Türkiye’de doğanın korunmasına yönelik 70’e yakın kanun, yönetmelik ve koruma statüsü olmasına rağmen, Belek’te golf sahaları ve otel inşaatları için orman kıyımının devam ettiğini savunan Gündüz, şöyle konuştu:

"100 yeni golf sahası için ayrılacak toplam alan, Çevre ve Orman Bakanlığı verilerine göre 8 bin 514 hektardır. Golf sahasının bakımı için en sıcak mevsimde ve en sıcak yöremizden biri olan Antalya’da, günde 2 bin 500 metreküp suya gereksinim vardır. Bu, 18 delikli bir saha için yılda 1,6-2 milyon ton suya tekabül etmektedir. Bir hektarlık golf sahası için yılda 21 kilogram kimyasal ilaç kullanıldığı düşünülürse, Belek’in biyolojik zenginliğinin, Özel Çevre Koruma Alanının ve denizin durumunun içler acısı hali de ortaya çıkmaktadır."

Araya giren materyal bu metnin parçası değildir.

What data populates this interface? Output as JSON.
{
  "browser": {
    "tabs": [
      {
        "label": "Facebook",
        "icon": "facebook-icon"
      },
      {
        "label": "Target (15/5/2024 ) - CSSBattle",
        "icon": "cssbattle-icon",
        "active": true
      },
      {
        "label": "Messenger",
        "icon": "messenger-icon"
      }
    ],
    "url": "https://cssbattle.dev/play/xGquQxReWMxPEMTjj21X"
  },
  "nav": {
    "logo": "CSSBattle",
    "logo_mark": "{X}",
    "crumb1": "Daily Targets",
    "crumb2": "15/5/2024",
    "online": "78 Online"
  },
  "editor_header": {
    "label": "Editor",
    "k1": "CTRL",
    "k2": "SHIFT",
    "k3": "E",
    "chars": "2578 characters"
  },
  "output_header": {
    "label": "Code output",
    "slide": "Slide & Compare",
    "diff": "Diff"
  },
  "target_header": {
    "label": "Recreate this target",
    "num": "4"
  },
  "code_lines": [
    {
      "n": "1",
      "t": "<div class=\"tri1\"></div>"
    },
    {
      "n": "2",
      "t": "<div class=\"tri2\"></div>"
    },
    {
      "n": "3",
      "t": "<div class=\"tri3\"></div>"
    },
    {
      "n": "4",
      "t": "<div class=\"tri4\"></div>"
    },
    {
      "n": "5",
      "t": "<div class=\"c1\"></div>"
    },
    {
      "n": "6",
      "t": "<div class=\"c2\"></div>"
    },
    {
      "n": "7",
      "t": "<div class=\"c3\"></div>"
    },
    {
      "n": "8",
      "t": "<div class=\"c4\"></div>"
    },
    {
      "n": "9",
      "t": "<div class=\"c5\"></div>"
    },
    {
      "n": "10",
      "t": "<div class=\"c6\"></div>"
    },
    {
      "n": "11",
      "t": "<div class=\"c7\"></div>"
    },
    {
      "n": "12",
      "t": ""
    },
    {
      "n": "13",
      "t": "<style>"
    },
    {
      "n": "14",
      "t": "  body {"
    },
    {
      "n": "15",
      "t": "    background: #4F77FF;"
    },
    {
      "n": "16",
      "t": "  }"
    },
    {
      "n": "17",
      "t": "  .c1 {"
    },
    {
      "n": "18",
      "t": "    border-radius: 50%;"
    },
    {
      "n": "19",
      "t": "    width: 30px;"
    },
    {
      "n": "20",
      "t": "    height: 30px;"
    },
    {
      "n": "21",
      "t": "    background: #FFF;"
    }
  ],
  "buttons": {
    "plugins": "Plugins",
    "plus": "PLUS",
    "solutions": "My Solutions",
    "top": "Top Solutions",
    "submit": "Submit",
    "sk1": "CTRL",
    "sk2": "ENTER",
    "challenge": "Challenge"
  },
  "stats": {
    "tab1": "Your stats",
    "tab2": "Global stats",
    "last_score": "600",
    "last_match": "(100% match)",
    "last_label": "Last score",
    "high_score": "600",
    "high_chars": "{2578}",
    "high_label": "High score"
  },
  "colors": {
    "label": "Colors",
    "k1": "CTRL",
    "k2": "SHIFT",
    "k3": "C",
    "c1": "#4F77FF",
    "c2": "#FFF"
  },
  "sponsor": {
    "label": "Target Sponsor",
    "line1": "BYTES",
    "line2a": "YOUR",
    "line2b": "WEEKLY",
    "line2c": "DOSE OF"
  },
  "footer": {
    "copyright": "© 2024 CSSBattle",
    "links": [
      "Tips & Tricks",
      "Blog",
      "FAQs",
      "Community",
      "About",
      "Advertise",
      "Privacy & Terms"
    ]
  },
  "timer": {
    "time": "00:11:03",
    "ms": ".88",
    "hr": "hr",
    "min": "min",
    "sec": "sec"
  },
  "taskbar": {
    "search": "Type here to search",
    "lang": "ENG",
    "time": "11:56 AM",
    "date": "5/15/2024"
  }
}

GOLF FEDERASYONU BAŞKANI AĞAOĞLU’NUN GÖRÜŞÜ

Öte yandan, Golf Federasyonu Başkanı Ahmet Ağaoğlu, yaptığı açıklamalarda, golf sahalarının, ormanların doğal koruyucuları olduğunu, golf sahaları yapılırken kesilen ağaçların daha fazlasının dikildiğini belirtiyor.

Golf sahalarının yapımı ve bakımında doğanın yapısının korunması konusunda çok dikkatli olunduğunu ifade eden Ahmet Ağaoğlu, golf sahalarında kullanılan tarımsal ilacın, tarım arazilerinde kullanılandan daha az olduğunu kaydediyor.

Golf sahalarında canlıların yok olduğu görüşünün de doğru olmadığını kaydeden Ağaoğlu, golf alanlarında ve buradaki sulak alanlarda çeşitli türlerde canlıların yaşadığını bildiriyor.